Le Chiss s’enfonça plus profondément dans son fauteuil et prit le rapport suivant. Des fuites dans la base de renseignement, des agents discrédités, d’autres suspectés de trahison. Leeng se renfrogna. Le BSI était évidemment visé dans ce genre d’histoires. Les services de renseignement rivaux au sein de l’Empire s’échauffaient depuis des mois autour de cette affaire Varonat, s’épiant et se volant dans les plumes à la moindre occasion. Depuis que Ysanne Isard avait décidé, en véritable autocrate, de récupérer le BSI sous ses ordes, celui-ci multipliait les coups tordus envers sa patronne. Elle n'avait même pas pu virer les responsables des différents départements, car tous ou presque étaient en place depuis l'avènement de l'Impératrice et étaient ses protégés. Leeng se leva et alluma l’HoloNet. En consultant les différents rapports des départements de Recherche et d’Analyse du BSI, il remarqua que l’Intelligence avait récupéré un grand nombre de dossiers concernant Varonat. À plusieurs reprises, il aurait juré avoir d’abord consulté les dossiers en question dans la base interne du BSI ; il y aurait une fuite entre les deux groupes ? Les dossiers concernaient des dizaines de points, le ravitaillement, les déploiements annexes, des déplacements secrets en orbite... Mais quel intérêt auraient les Impériaux à espionner leur propre gestion de la bataille ?! Si ce n’était pour... Leeng entrevit pendant quelques secondes l’absurde complot : peut-on saboter sa propre armée pour discréditer des rivaux devenus trop gênants ? Isard ne pourrait quand même pas aller jusqu'à compromettre les flottes engagées à Varonat pour accuser ses rivaux et asseoir son hégémonie ! Il faillit se prendre au sérieux, mais ses échafaudages s’évanouirent lorsqu’il pensa à l’aspect excessivement tordu d’une telle théorie. Il se rassit. Observant le déploiement des étoiles dans la portion de galaxie visible depuis sa baie, il décida de se replier sur New Holstice, voire le Centre Impérial. Un rapport devait être fait, dans la plus grande discrétion, à propos de ces pirates. Et il fallait s’occuper des joints et des fuites dans l’évier du contre-espionnage.
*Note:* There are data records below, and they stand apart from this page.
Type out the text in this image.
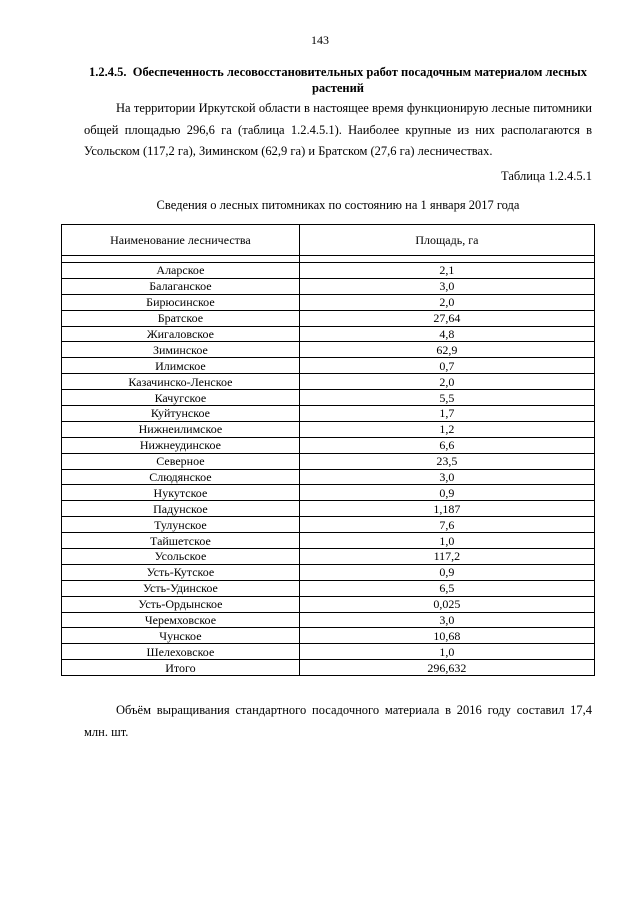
143
1.2.4.5. Обеспеченность лесовосстановительных работ посадочным материалом лесных растений

На территории Иркутской области в настоящее время функционирую лесные питомники общей площадью 296,6 га (таблица 1.2.4.5.1). Наиболее крупные из них располагаются в Усольском (117,2 га), Зиминском (62,9 га) и Братском (27,6 га) лесничествах.

Таблица 1.2.4.5.1
Сведения о лесных питомниках по состоянию на 1 января 2017 года
Наименование лесничества	Площадь, га

Аларское	2,1
Балаганское	3,0
Бирюсинское	2,0
Братское	27,64
Жигаловское	4,8
Зиминское	62,9
Илимское	0,7
Казачинско-Ленское	2,0
Качугское	5,5
Куйтунское	1,7
Нижнеилимское	1,2
Нижнеудинское	6,6
Северное	23,5
Слюдянское	3,0
Нукутское	0,9
Падунское	1,187
Тулунское	7,6
Тайшетское	1,0
Усольское	117,2
Усть-Кутское	0,9
Усть-Удинское	6,5
Усть-Ордынское	0,025
Черемховское	3,0
Чунское	10,68
Шелеховское	1,0
Итого	296,632

Объём выращивания стандартного посадочного материала в 2016 году составил 17,4 млн. шт.
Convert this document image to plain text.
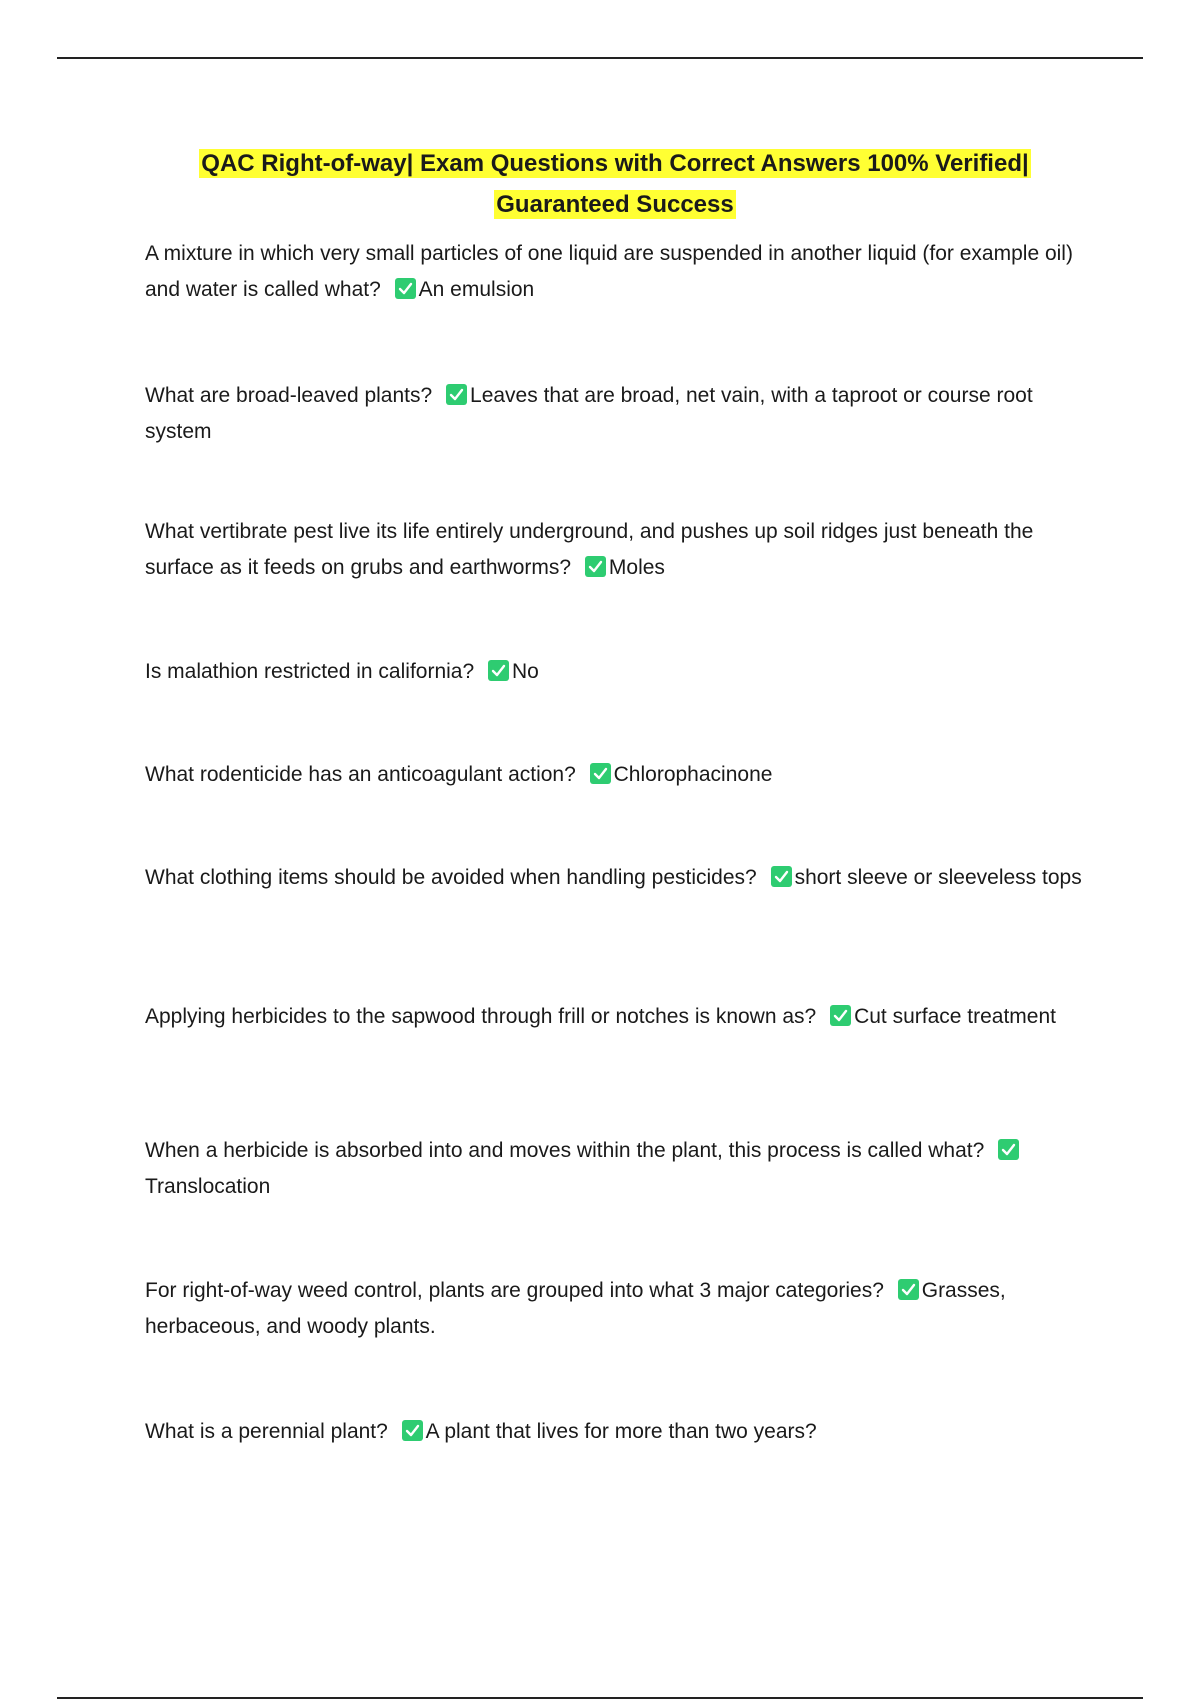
QAC Right-of-way| Exam Questions with Correct Answers 100% Verified|
Guaranteed Success
A mixture in which very small particles of one liquid are suspended in another liquid (for example oil) and water is called what? An emulsion
What are broad-leaved plants? Leaves that are broad, net vain, with a taproot or course root system
What vertibrate pest live its life entirely underground, and pushes up soil ridges just beneath the surface as it feeds on grubs and earthworms? Moles
Is malathion restricted in california? No
What rodenticide has an anticoagulant action? Chlorophacinone
What clothing items should be avoided when handling pesticides? short sleeve or sleeveless tops
Applying herbicides to the sapwood through frill or notches is known as? Cut surface treatment
When a herbicide is absorbed into and moves within the plant, this process is called what?
Translocation
For right-of-way weed control, plants are grouped into what 3 major categories? Grasses, herbaceous, and woody plants.
What is a perennial plant? A plant that lives for more than two years?
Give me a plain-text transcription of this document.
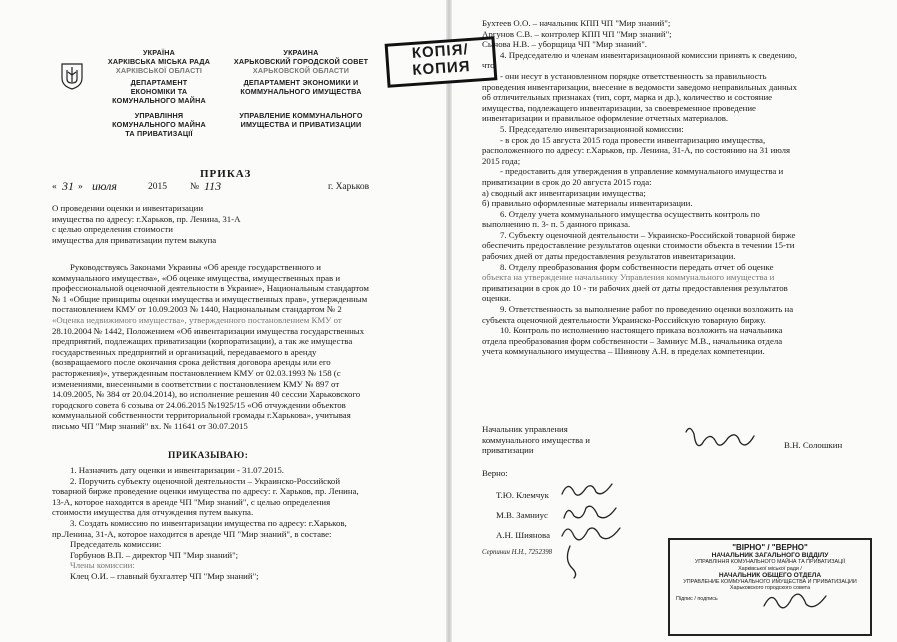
УКРАЇНА
ХАРКІВСЬКА МІСЬКА РАДА
ХАРКІВСЬКОЇ ОБЛАСТІ
ДЕПАРТАМЕНТ
ЕКОНОМІКИ ТА
КОМУНАЛЬНОГО МАЙНА
УПРАВЛІННЯ
КОМУНАЛЬНОГО МАЙНА
ТА ПРИВАТИЗАЦІЇ
УКРАИНА
ХАРЬКОВСКИЙ ГОРОДСКОЙ СОВЕТ
ХАРЬКОВСКОЙ ОБЛАСТИ
ДЕПАРТАМЕНТ ЭКОНОМИКИ И
КОММУНАЛЬНОГО ИМУЩЕСТВА
УПРАВЛЕНИЕ КОММУНАЛЬНОГО
ИМУЩЕСТВА И ПРИВАТИЗАЦИИ
КОПІЯ/
КОПИЯ
ПРИКАЗ
« 31 » июля	2015 № 113	г. Харьков
О проведении оценки и инвентаризации
имущества по адресу: г.Харьков, пр. Ленина, 31-А
с целью определения стоимости
имущества для приватизации путем выкупа
Руководствуясь Законами Украины «Об аренде государственного и
коммунального имущества», «Об оценке имущества, имущественных прав и
профессиональной оценочной деятельности в Украине», Национальным стандартом
№ 1 «Общие принципы оценки имущества и имущественных прав», утвержденным
постановлением КМУ от 10.09.2003 № 1440, Национальным стандартом № 2
«Оценка недвижимого имущества», утвержденного постановлением КМУ от
28.10.2004 № 1442, Положением «Об инвентаризации имущества государственных
предприятий, подлежащих приватизации (корпоратизации), а так же имущества
государственных предприятий и организаций, передаваемого в аренду
(возвращаемого после окончания срока действия договора аренды или его
расторжения)», утвержденным постановлением КМУ от 02.03.1993 № 158 (с
изменениями, внесенными в соответствии с постановлением КМУ № 897 от
14.09.2005, № 384 от 20.04.2014), во исполнение решения 40 сессии Харьковского
городского совета 6 созыва от 24.06.2015 №1925/15 «Об отчуждении объектов
коммунальной собственности территориальной громады г.Харькова», учитывая
письмо ЧП "Мир знаний" вх. № 11641 от 30.07.2015
ПРИКАЗЫВАЮ:
1. Назначить дату оценки и инвентаризации - 31.07.2015.
2. Поручить субъекту оценочной деятельности – Украинско-Российской
товарной бирже проведение оценки имущества по адресу: г. Харьков, пр. Ленина,
13-А, которое находится в аренде ЧП "Мир знаний", с целью определения
стоимости имущества для отчуждения путем выкупа.
3. Создать комиссию по инвентаризации имущества по адресу: г.Харьков,
пр.Ленина, 31-А, которое находится в аренде ЧП "Мир знаний", в составе:
Председатель комиссии:
Горбунов В.П. – директор ЧП "Мир знаний";
Члены комиссии:
Клец О.И. – главный бухгалтер ЧП "Мир знаний";
Бухтеев О.О. – начальник КПП ЧП "Мир знаний";
Аргунов С.В. – контролер КПП ЧП "Мир знаний";
Сычова Н.В. – уборщица ЧП "Мир знаний".
4. Председателю и членам инвентаризационной комиссии принять к сведению,
что:
- они несут в установленном порядке ответственность за правильность
проведения инвентаризации, внесение в ведомости заведомо неправильных данных
об отличительных признаках (тип, сорт, марка и др.), количество и состояние
имущества, подлежащего инвентаризации, за своевременное проведение
инвентаризации и правильное оформление отчетных материалов.
5. Председателю инвентаризационной комиссии:
- в срок до 15 августа 2015 года провести инвентаризацию имущества,
расположенного по адресу: г.Харьков, пр. Ленина, 31-А, по состоянию на 31 июля
2015 года;
- предоставить для утверждения в управление коммунального имущества и
приватизации в срок до 20 августа 2015 года:
а) сводный акт инвентаризации имущества;
б) правильно оформленные материалы инвентаризации.
6. Отделу учета коммунального имущества осуществить контроль по
выполнению п. 3- п. 5 данного приказа.
7. Субъекту оценочной деятельности – Украинско-Российской товарной бирже
обеспечить предоставление результатов оценки стоимости объекта в течении 15-ти
рабочих дней от даты предоставления результатов инвентаризации.
8. Отделу преобразования форм собственности передать отчет об оценке
объекта на утверждение начальнику Управления коммунального имущества и
приватизации в срок до 10 - ти рабочих дней от даты предоставления результатов
оценки.
9. Ответственность за выполнение работ по проведению оценки возложить на
субъекта оценочной деятельности Украинско-Российскую товарную биржу.
10. Контроль по исполнению настоящего приказа возложить на начальника
отдела преобразования форм собственности – Замниус М.В., начальника отдела
учета коммунального имущества – Шиянову А.Н. в пределах компетенции.
Начальник управления
коммунального имущества и
приватизации
В.Н. Солошкин
Верно:
Т.Ю. Клемчук
М.В. Замниус
А.Н. Шиянова
Серпинин Н.Н., 7252398
"ВІРНО" / "ВЕРНО"
НАЧАЛЬНИК ЗАГАЛЬНОГО ВІДДІЛУ
УПРАВЛІННЯ КОМУНАЛЬНОГО МАЙНА ТА ПРИВАТИЗАЦІЇ
Харківської міської ради /
НАЧАЛЬНИК ОБЩЕГО ОТДЕЛА
УПРАВЛЕНИЕ КОММУНАЛЬНОГО ИМУЩЕСТВА И ПРИВАТИЗАЦИИ
Харьковского городского совета
Підпис / подпись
En donnant les coordonnées à l’équipe de pont, Leeng se rendit soudain compte qu’il était diamétralement opposé à Varonat sur une carte de la galaxie. S’il y avait le moindre impératif à régler là-bas, il était distancé. Après tout, si l’II volait des renseignements sur Varonat au BSI, il n’était pas illogique de penser qu’ils aient lancé une escadre pirate indépendante sur le seul engin lourd que le BSI pouvait déployer, afin de retarder tout déplacement du chef du département Investigations (c’est-à-dire Leeng lui-même). Le capitaine espéra pendant un court instant que l’II n’était pas en train de lui voler une affaire.

Quelques minutes plus tard, l’espace avala le vaisseau.